# Гладкие меры в бесконечномерных линейных пространствах

The branch of analysis, connected with the study of functions of an infinite-dimensional argument, has been recently intensively developing. This is due both to internal causes and to applications to theoretical and mathematical physics. It is well known which role in classical mathematical physics is played by distributions — linear continuous functionals on smooth basic functions. Therefore, it is natural to develop such a theory in infinite-dimensional spaces. In the infinite-dimensional case, in view of the absence of a standard measure of Lebesgue measure type, there are two ways of constructing a theory of generalized functions, each of which has its merits and demerits. One of them is that in an infinite-dimensional space a measure is fixed that has sufficiently good properties, by means of which a pairing between the basic and generalized functions is carried out. Very often, for these purposes, a Gaussian measure proves to be convenient. Such a theory of generalized functions was developed in the works of Yu. M. Berezansky, Yu. G. Kondratiev, Yu. S. Samoylenko. On the other hand, one can follow the path proposed by S. V. Fomin and developed in the works of V. I. Averbukh, O. G. Smolyanov, S. V. Fomin, Yu. L. Daletski˘i, and others. This way is that distributions are considered as generalized measures. In particular, the distributions include the usual countably additive measures, but do not include functions. Therefore, it becomes necessary to construct an analysis of measures parallel to the analysis of functions.

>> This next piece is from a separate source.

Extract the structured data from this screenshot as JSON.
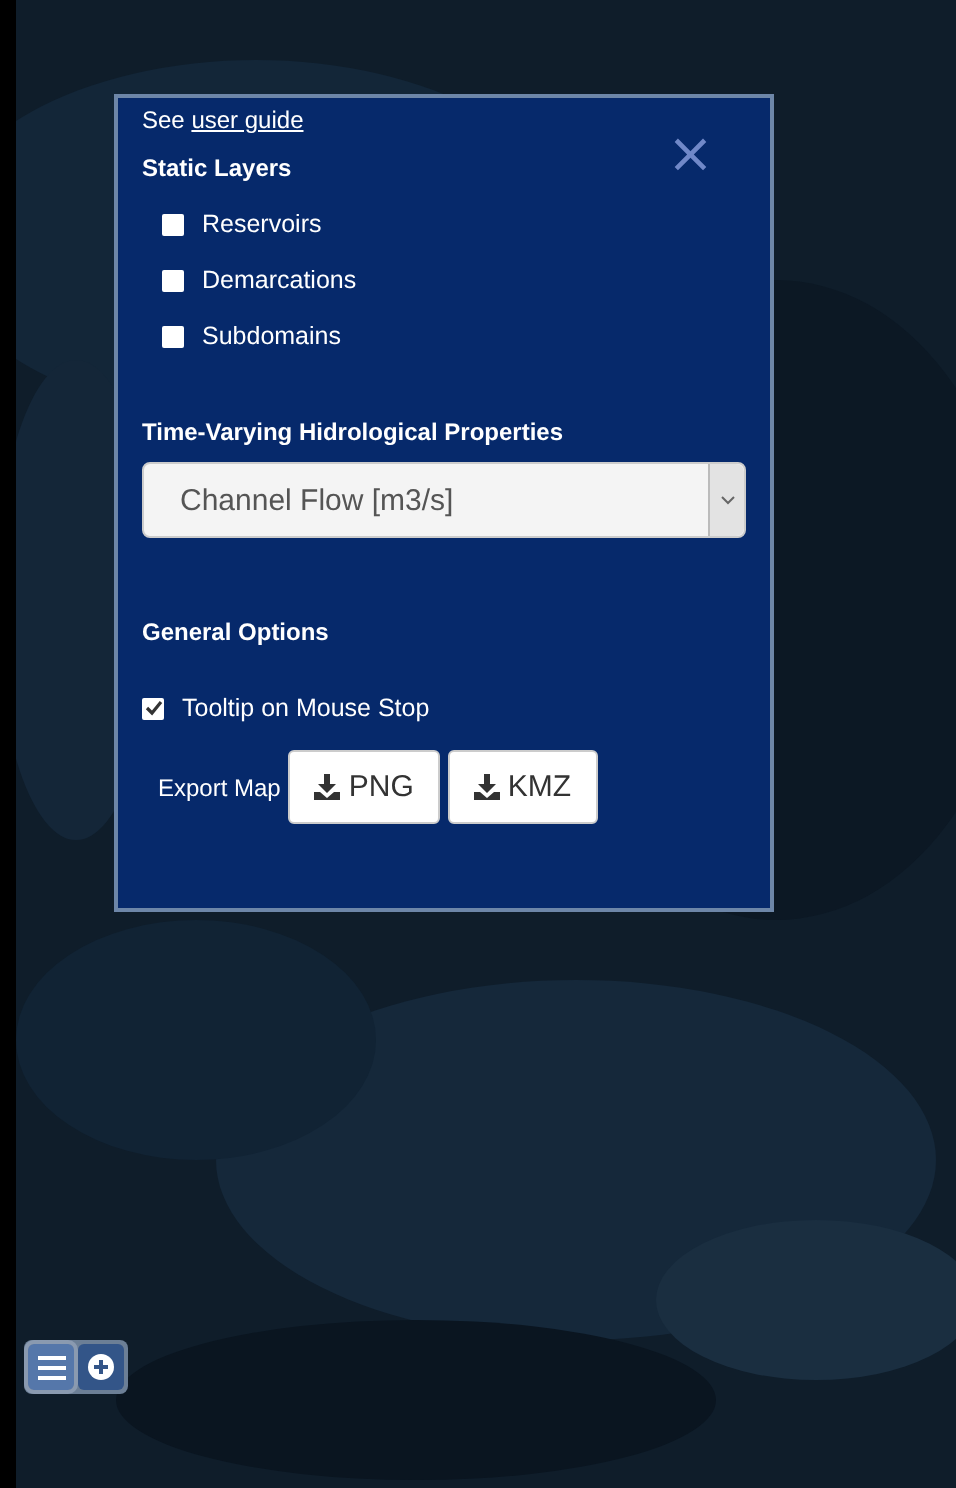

However, in all these papers the differentiation of measures with respect to constant directions was considered. In the transition to non-linear manifolds, the concept of a constant direction loses its meaning. Therefore, it is necessary to construct a theory of differentiating measures along vector fields. In this paper we introduce and study the notion of a derivative of a measure along a finite collection of vector fields. The basic properties of the derivative of a smooth measure are established, the form of the logarithmic derivative is specified, the law of transformation of these objects is found under a smooth invertible mapping.**Keywords: ***smooth measure, distribution, differentiation of a measure, derivative of a measure along vector field, logarithmic derivative of a measure.*